I used BCAN resources to educate my family about what was about to happen. The way BCAN explains terminology such as ileal conduit and radical cystectomy is extremely helpful. All the material on the BCAN website is well-written and easy to use.  

It took about eight months to feel like myself again. I got a cane and started to walk around my neighborhood about two weeks after surgery even though I was not feeling it. My amazing partner, Jim, encouraged me every step of the way. He has been right beside me through this journey, including taking me to all appointments. My daughter lives in Vermont, which is far from where I live in Ohio. She came to stay with me for a week after the surgery.  My sister also came to help, and my son, who lives in town, has been terrific. I have been lucky to have friends and family that have supported me through this.

I was scheduled to go back to work six weeks after the surgery which was too soon for me.  Although I was able to work from home, I was still weak, nauseous, and did not have an appetite for months.  I had been pondering retiring, so I went back to work for about a month and retired.

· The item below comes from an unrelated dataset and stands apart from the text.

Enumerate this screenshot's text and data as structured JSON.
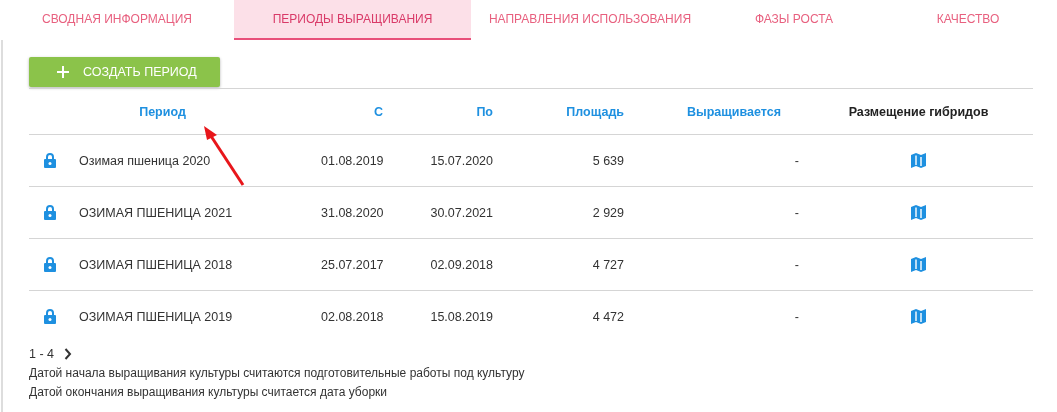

I so appreciate BCAN and Inspire as they remind me to give myself some grace as recovery takes time. I went from bicycle rides of over sixty miles to not being able to walk down the front steps.  It’s a lot but you have to take small steps and keep going.

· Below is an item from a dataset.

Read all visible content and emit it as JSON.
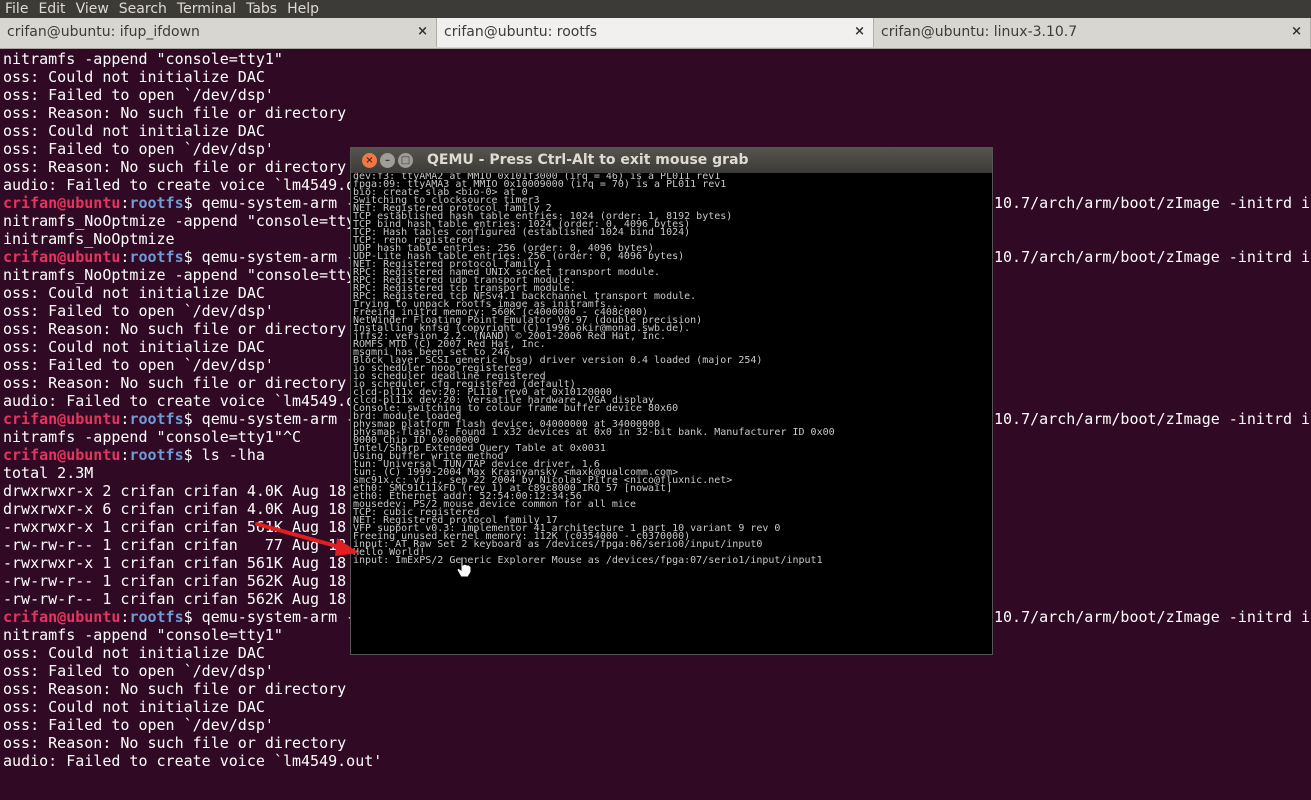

It is important to take each day as it comes because the obstacles seem insurmountable in the beginning. I have run many marathons, and that training has helped me to keep going, even if the steps are small.  I’m happy to report No Evidence of Disease (NED) on my most recent scan.

Receiving a bladder cancer diagnosis is overwhelming. It is often surprising. We each have our own journey. You may have friends and family and the medical community to support you, but in the end, it is up to you.